It’s not exactly the chicken and the egg, but the MTA boss came to Brooklyn last week and answered the borough-wide question: Which comes first – tolls over the East River bridges or more express bus service to Manhattan?
“It’s a package. In terms of the exact timing it’s possible we might start express buses before tolls are implemented, but it’s a package,” said MTA Executive Director and CEO Elliot Sander.
Sander said it would take the MTA about a year to ramp up bus service, which would include route design and purchasing bus equipment.
Installing toll equipment on the Brooklyn, Manhattan and Williamsburg Bridges would take about 18 months, he said.
Certainly both could be instituted within that time frame and bus service could be sooner, he added.
The issue of more express buses to Manhattan is a major sticking point in parts of the borough where subway service is not as accessible.
This includes such neighborhoods as Bay Ridge, Dyker Heights, Canarsie, Marine Park, Mill basin and Bergen Beach.
Sander, speaking at a Brooklyn Chamber of Commerce morning event at the CUNY New York City College of Technology in Downtown Brooklyn, said the MTA plans to add more express bus service to offset the tolls.

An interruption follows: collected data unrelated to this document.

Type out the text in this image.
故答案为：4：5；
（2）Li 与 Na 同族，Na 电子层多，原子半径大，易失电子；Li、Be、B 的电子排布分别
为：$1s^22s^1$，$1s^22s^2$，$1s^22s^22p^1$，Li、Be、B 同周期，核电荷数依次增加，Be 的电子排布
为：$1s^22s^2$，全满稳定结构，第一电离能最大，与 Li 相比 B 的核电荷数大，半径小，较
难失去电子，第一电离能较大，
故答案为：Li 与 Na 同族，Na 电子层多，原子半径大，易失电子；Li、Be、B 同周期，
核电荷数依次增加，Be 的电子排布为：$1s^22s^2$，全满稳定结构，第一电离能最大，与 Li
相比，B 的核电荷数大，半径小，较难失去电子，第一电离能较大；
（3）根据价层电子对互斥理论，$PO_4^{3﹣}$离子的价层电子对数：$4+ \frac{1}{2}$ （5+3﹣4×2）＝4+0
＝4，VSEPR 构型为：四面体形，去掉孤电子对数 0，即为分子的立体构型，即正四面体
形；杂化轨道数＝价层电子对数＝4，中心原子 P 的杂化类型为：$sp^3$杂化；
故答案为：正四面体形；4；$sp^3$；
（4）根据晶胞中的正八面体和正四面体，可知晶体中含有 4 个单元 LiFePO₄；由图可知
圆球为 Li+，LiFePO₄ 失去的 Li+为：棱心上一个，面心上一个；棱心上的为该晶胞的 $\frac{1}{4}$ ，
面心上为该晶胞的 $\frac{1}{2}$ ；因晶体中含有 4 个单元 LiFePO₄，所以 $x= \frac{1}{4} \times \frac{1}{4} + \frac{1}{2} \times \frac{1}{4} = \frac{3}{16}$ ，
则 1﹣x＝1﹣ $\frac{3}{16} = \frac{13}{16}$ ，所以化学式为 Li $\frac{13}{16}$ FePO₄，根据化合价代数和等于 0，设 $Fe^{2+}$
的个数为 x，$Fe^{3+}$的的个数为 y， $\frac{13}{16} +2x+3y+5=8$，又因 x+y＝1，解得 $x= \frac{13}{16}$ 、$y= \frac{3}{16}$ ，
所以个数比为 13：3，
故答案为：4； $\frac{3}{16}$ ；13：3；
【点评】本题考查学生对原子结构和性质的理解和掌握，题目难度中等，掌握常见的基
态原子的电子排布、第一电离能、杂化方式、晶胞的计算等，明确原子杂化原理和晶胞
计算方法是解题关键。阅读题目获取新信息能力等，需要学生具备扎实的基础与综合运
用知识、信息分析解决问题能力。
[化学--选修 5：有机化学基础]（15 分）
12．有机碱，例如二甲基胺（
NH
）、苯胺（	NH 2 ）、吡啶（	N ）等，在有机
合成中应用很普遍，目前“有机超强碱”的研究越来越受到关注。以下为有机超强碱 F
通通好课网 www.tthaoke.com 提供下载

Sander also expressed his support for the recent Ravitch Commission findings to close the MTA’s $1.2 billion operating budget gap and contribute to the agency’s $30 billion 2010-14 capital budget.
Under the plan, motorists would pay $5 to enter Manhattan via the Williamsburg, Manhattan, and Brooklyn Bridges.
The commission estimated that tolling the East River and Harlem River Bridges would generate about $600 million.
Other Ravitch Commission recommendations included raising subway and bus fares 8 percent, and charging employers in the 12 counties within the MTA jurisdiction a new Mobility Tax equal to one-third of one percent of wages ($330 per each $100,000 in payroll).
Sander said that while federal stimulus money would help offset the MTA deficit, it would not be enough to stave off service cuts and fare increases.
These cuts include the proposed elimination of six bus lines and 22 overnight and weekend bus stoppages in the borough.
Sander estimated the MTA could receive upwards of $5 billion in federal aid, but ultimately it is up to the state to find ways to raise more revenue for the agency.
Customer fares cover only about 42 percent of the MTA costs, and Hong Kong and Singapore are the only municipalities that have a mass transit system that pays for itself, said Sander.
“We listen to a lot of people and when we talk of 20-30 percent fare increases and draconian service cuts people get upset, and we hope the electeds in Albany feel that feedback as well,” he added.